Electric, hybrid and alternative fuel vehicle sales are on the rise nationwide—since 2014, Texans have driven 76.9% more and had the seventh-highest increase of EVs in the U.S.
As you navigate the sea of Teslas on Austin’s roadways, you might be surprised to see Elon Musk’s vehicles only mark the poles of the most popular, with more affordable options filling in the gaps. Take a look at Austin’s most popular EVs.
1. Tesla Model 3
There’s a reason you see so many Model 3s in Austin—they’re the most popular electric car for the capital city. The lowest price you can grab the five-seater car for is nearly $47,000, before tax credits, but if you want all-wheel drive, you’re looking at an extra $10,000. This Tesla is known for its luxurious interior, sleek body, sizable 15” touchscreen displays, 360-degree cameras, 300+ mile range and ability to accelerate from 1-60 mph in 3.1 seconds.
2. Toyota RAV4 Hybrid
A bit more affordable than getting a Tesla, you can cop a hybrid RAV4 starting at $29,575 and experience the benefits of electric and gas all in one. With about 30 miles to the gallon, standard creature comforts like a seven-inch touch screen Bluetooth audio system, heated seat options, 203 horsepower and full electric capabilities, you’re bound to see a bunch of these vehicles driving around town.
3. Toyota Prius
Arguably the original EV, the Toyota Prius has stood the test of time as one of the most reliable hybrids on the market. Starting at $25,075, Priuses are one of the most affordable alternative fuel options available and can be customized to fit nearly any lifestyle. You can reach a cool 58 miles to the gallon with its 121 horsepower engine, find an AWD option if that suits you will you listen to your favorite tunes on a seven-inch touch screen display.
4. Toyota Camry Hybrid
Similar to its Prius and RAV4 counterparts, the Camry Hybrid has similar options to offer in a classic sedan frame. Starting at $27,980, the Camry can reliably get over 50 mpg, comes standard with a seven-inch touchscreen with the option to upgrade to a nine-inch, has a zippy 208 horsepower engine and ranks as a “Super Ultra-Low Emission Vehicle.”
5. Tesla Model Y
The more robust cousin to the popular Model 3, the Tesla Model Y makes everything bigger. And they're made at the local Tesla factory.

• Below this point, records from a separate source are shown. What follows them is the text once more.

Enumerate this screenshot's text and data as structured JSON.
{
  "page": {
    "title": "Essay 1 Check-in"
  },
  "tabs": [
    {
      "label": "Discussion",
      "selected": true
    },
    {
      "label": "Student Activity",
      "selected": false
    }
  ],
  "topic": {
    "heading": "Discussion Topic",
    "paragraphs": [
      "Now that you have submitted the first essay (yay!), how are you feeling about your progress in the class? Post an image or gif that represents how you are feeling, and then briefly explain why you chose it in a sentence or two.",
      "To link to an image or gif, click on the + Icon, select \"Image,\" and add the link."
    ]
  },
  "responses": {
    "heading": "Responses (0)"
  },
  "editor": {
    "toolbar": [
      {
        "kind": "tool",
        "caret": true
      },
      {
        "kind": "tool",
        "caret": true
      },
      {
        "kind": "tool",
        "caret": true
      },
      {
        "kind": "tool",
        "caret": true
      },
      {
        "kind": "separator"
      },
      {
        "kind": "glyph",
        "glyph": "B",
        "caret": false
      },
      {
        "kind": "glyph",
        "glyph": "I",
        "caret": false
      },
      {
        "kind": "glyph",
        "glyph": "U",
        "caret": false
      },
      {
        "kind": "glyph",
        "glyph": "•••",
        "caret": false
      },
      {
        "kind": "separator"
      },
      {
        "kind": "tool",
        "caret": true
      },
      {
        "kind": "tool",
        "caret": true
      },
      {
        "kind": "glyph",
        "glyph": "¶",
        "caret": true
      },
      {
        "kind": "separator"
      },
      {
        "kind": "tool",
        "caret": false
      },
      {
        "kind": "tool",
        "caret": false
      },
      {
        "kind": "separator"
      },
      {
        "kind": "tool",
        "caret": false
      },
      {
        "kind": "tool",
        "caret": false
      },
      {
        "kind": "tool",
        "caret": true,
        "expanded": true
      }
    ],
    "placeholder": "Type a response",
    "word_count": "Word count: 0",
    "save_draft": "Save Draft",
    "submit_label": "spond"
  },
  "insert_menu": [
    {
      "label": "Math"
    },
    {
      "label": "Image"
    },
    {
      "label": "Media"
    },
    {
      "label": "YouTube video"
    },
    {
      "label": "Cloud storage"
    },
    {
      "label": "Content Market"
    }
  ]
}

Carrying over the 300+ range, 15” touchscreen display and the ability to supercharge, the Model Y comes with more diverse options: An add-on third row for up to seven seats, three times more cargo space and a marginally decreased acceleration speed of 0-60 mph in 3.5 seconds. You can only get an AWD version of this car at a starting price of $65,990.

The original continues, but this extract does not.